Hubo un tiempo en que muchos caminos de la literatura llevaban al Café de Gijón y allí, entrando a mano derecha, estaba el timonel de esa vieja gabarra de náufragos sentado en un taburete, de espaldas a su taquillón de tabaco y lotería. Alfonso, el cerillero, con chaqueta azul de maquinista, era el que cortaba el tique en la puerta a los jóvenes soñadores, que entraban azorados por primera vez en el café en busca del éxito con la ansiedad instalada en el diafragma. Miguel había sido su amigo hasta el día en que murió. Hace mucho que dejó de ir a ese café donde se había sentido feliz desangrándose de palabras en una tertulia desde los días lejanos de la juventud. Al final en el polvo de la memoria flotan todavía los nombres de los camareros, Onofre, Pepe Bárcena, el impasible Alfonso el cerillero, como únicos soportes de un tiempo fenecido.
A Miguel le gustaban esos restaurantes y bares atendidos por camareros de toda la vida que llevaban chaleco y pajarita y acabaron arrastrando los pies entre la humareda con la bandeja en la mano. Pasaban los años, uno volvía y ellos aún estaban allí. Te saludaban con tu nombre como si fuera ayer y el tiempo no hubiera pasado. Ahora las cocinas de los restaurantes y las barras de los bares se han convertido en puertos adonde han recalado marineros interraciales llegados de todos los continentes. Primero fueron náufragos, ahora son camareros latinoamericanos, africanos, orientales, rusos, balcánicos. Constituye todo un arte encontrar ese restaurante o ese bar que se adapte a tu forma de ser y de pensar, solo por el aire inaprensible que lo envuelve, hasta el punto que se convierta en una prolongación de tu vida. Decía Epicuro que más importante que la comida son los comensales con los que debes compartirla. En una esquina de Chamberí, Miguel ha encontrado un restaurante que le recuerda a una primavera siciliana en la que paseando por Palermo se vio envuelto entre los gritos el aroma de un mercado callejero. No era el famoso de la Vucciría, ni del Capo, sino el Mercato Ballaró.

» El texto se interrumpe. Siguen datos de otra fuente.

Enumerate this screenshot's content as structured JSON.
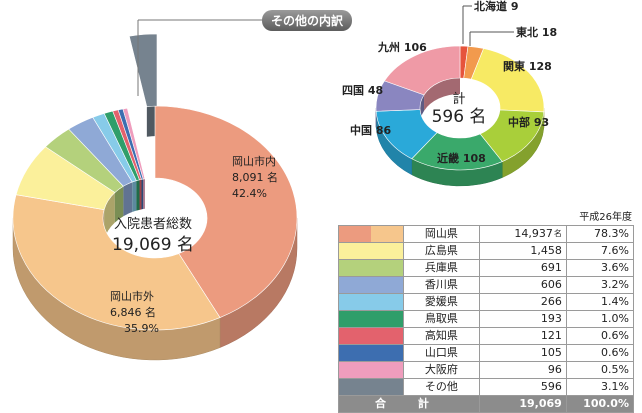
{
  "callout_label": "その他の内訳",
  "year_label": "平成26年度",
  "main_chart": {
    "center_title": "入院患者総数",
    "center_value": "19,069 名"
  },
  "region_chart": {
    "center_title": "計",
    "center_value": "596 名"
  },
  "chart_data": [
    {
      "type": "pie",
      "title": "入院患者総数",
      "total_label": "19,069 名",
      "slices": [
        {
          "label": "岡山市内",
          "count": "8,091 名",
          "percent": "42.4%",
          "value": 8091,
          "color": "#ec9b7f"
        },
        {
          "label": "岡山市外",
          "count": "6,846 名",
          "percent": "35.9%",
          "value": 6846,
          "color": "#f6c68c"
        },
        {
          "label": "広島県",
          "value": 1458,
          "color": "#fbf09b"
        },
        {
          "label": "兵庫県",
          "value": 691,
          "color": "#b4d17c"
        },
        {
          "label": "香川県",
          "value": 606,
          "color": "#8fa9d6"
        },
        {
          "label": "愛媛県",
          "value": 266,
          "color": "#87cbe9"
        },
        {
          "label": "鳥取県",
          "value": 193,
          "color": "#2f9e6a"
        },
        {
          "label": "高知県",
          "value": 121,
          "color": "#e3626d"
        },
        {
          "label": "山口県",
          "value": 105,
          "color": "#3d6eb0"
        },
        {
          "label": "大阪府",
          "value": 96,
          "color": "#ef9dbd"
        },
        {
          "label": "その他",
          "value": 596,
          "color": "#76838f"
        }
      ]
    },
    {
      "type": "pie",
      "title": "計",
      "total_label": "596 名",
      "slices": [
        {
          "label": "北海道",
          "value": 9,
          "color": "#e6543c"
        },
        {
          "label": "東北",
          "value": 18,
          "color": "#f29a4d"
        },
        {
          "label": "関東",
          "value": 128,
          "color": "#f7ea64"
        },
        {
          "label": "中部",
          "value": 93,
          "color": "#a9cf3a"
        },
        {
          "label": "近畿",
          "value": 108,
          "color": "#3aa96b"
        },
        {
          "label": "中国",
          "value": 86,
          "color": "#2aa9d9"
        },
        {
          "label": "四国",
          "value": 48,
          "color": "#8a86c0"
        },
        {
          "label": "九州",
          "value": 106,
          "color": "#ef9aa6"
        }
      ]
    },
    {
      "type": "table",
      "rows": [
        {
          "name": "岡山県",
          "count": "14,937",
          "unit": "名",
          "percent": "78.3%",
          "swatch": [
            "#ec9b7f",
            "#f6c68c"
          ]
        },
        {
          "name": "広島県",
          "count": "1,458",
          "percent": "7.6%",
          "swatch": [
            "#fbf09b"
          ]
        },
        {
          "name": "兵庫県",
          "count": "691",
          "percent": "3.6%",
          "swatch": [
            "#b4d17c"
          ]
        },
        {
          "name": "香川県",
          "count": "606",
          "percent": "3.2%",
          "swatch": [
            "#8fa9d6"
          ]
        },
        {
          "name": "愛媛県",
          "count": "266",
          "percent": "1.4%",
          "swatch": [
            "#87cbe9"
          ]
        },
        {
          "name": "鳥取県",
          "count": "193",
          "percent": "1.0%",
          "swatch": [
            "#2f9e6a"
          ]
        },
        {
          "name": "高知県",
          "count": "121",
          "percent": "0.6%",
          "swatch": [
            "#e3626d"
          ]
        },
        {
          "name": "山口県",
          "count": "105",
          "percent": "0.6%",
          "swatch": [
            "#3d6eb0"
          ]
        },
        {
          "name": "大阪府",
          "count": "96",
          "percent": "0.5%",
          "swatch": [
            "#ef9dbd"
          ]
        },
        {
          "name": "その他",
          "count": "596",
          "percent": "3.1%",
          "swatch": [
            "#76838f"
          ]
        }
      ],
      "total": {
        "label": "合 計",
        "count": "19,069",
        "percent": "100.0%"
      }
    }
  ]
}
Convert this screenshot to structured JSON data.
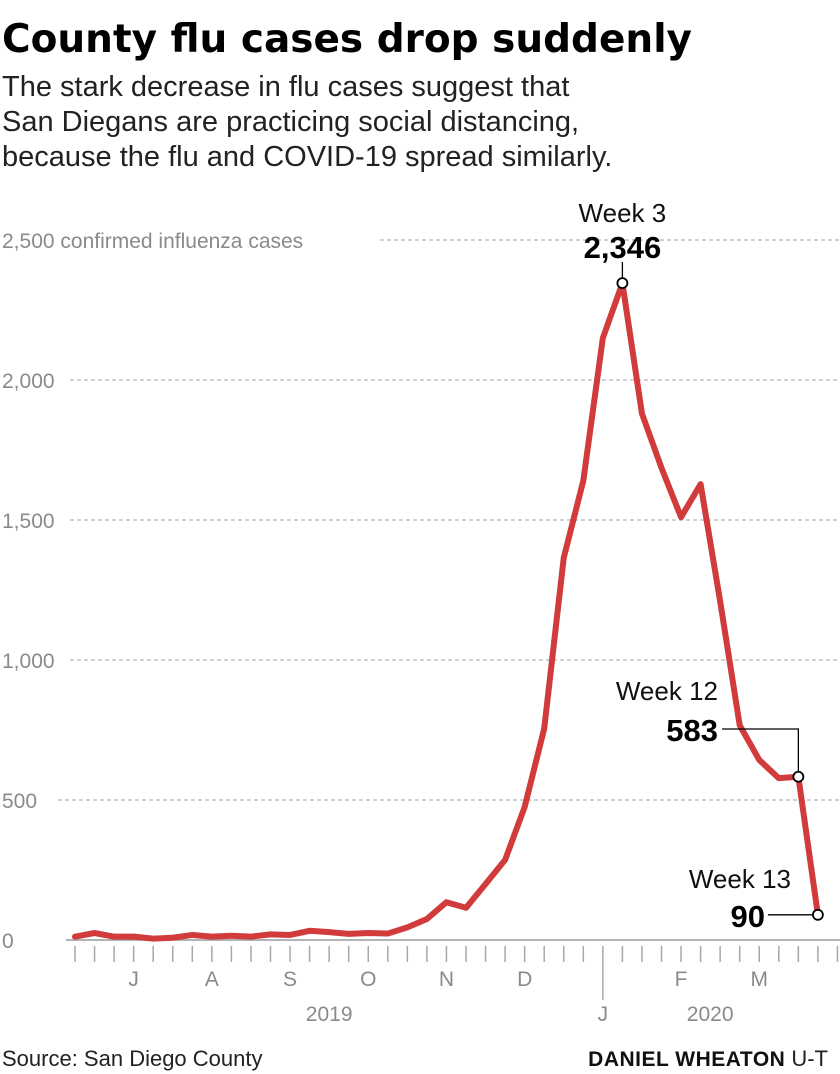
{
  "title": "County flu cases drop suddenly",
  "subtitle": [
    "The stark decrease in flu cases suggest that",
    "San Diegans are practicing social distancing,",
    "because the flu and COVID-19 spread similarly."
  ],
  "source": "Source: San Diego County",
  "credit": {
    "name": "DANIEL WHEATON",
    "org": "U-T"
  },
  "chart_data": {
    "type": "line",
    "title": "County flu cases drop suddenly",
    "ylabel": "confirmed influenza cases",
    "ylim": [
      0,
      2500
    ],
    "grid": true,
    "line_color": "#d13b3b",
    "y_ticks": [
      {
        "value": 0,
        "label": "0"
      },
      {
        "value": 500,
        "label": "500"
      },
      {
        "value": 1000,
        "label": "1,000"
      },
      {
        "value": 1500,
        "label": "1,500"
      },
      {
        "value": 2000,
        "label": "2,000"
      },
      {
        "value": 2500,
        "label": "2,500 confirmed influenza cases"
      }
    ],
    "x_month_labels": [
      {
        "week_index": 3,
        "label": "J"
      },
      {
        "week_index": 7,
        "label": "A"
      },
      {
        "week_index": 11,
        "label": "S"
      },
      {
        "week_index": 15,
        "label": "O"
      },
      {
        "week_index": 19,
        "label": "N"
      },
      {
        "week_index": 23,
        "label": "D"
      },
      {
        "week_index": 27,
        "label": "J"
      },
      {
        "week_index": 31,
        "label": "F"
      },
      {
        "week_index": 35,
        "label": "M"
      }
    ],
    "x_year_labels": [
      {
        "week_index": 13,
        "label": "2019"
      },
      {
        "week_index": 33,
        "label": "2020"
      }
    ],
    "values": [
      12,
      25,
      12,
      12,
      5,
      8,
      18,
      12,
      15,
      12,
      20,
      18,
      33,
      28,
      22,
      25,
      23,
      45,
      75,
      135,
      115,
      200,
      286,
      475,
      755,
      1365,
      1640,
      2150,
      2346,
      1880,
      1686,
      1510,
      1628,
      1210,
      767,
      643,
      578,
      583,
      90
    ],
    "annotations": [
      {
        "week_index": 28,
        "label": "Week 3",
        "value_label": "2,346"
      },
      {
        "week_index": 37,
        "label": "Week 12",
        "value_label": "583"
      },
      {
        "week_index": 38,
        "label": "Week 13",
        "value_label": "90"
      }
    ]
  }
}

En el restaurante Mercato Ballaró de Santa Engracia hay cocineros y camareros llegados de varios países. Uno de ellos, Branko Mrakić, ha nacido en Belgrado. Recuerda haber tenido una vida feliz hasta el año 1991, en que estalló la guerra de los Balcanes y algunos de sus mejores amigos de la clase se convirtieron en auténticos mafiosos y criminales. El 24 de marzo de 1999 a las 19.45 empezó el bombardeo de la OTAN sobre Yugoslavia. Branko ha crecido entre sirenas antiaéreas, tanques y soldados. Guarda en su memoria imágenes apocalípticas, pero a la hora de ponerte una cerveza en la mesa lo hace como lo haría si fuese un camarero en las películas de John Ford, impasible en medio del tiroteo sin mover una ceja.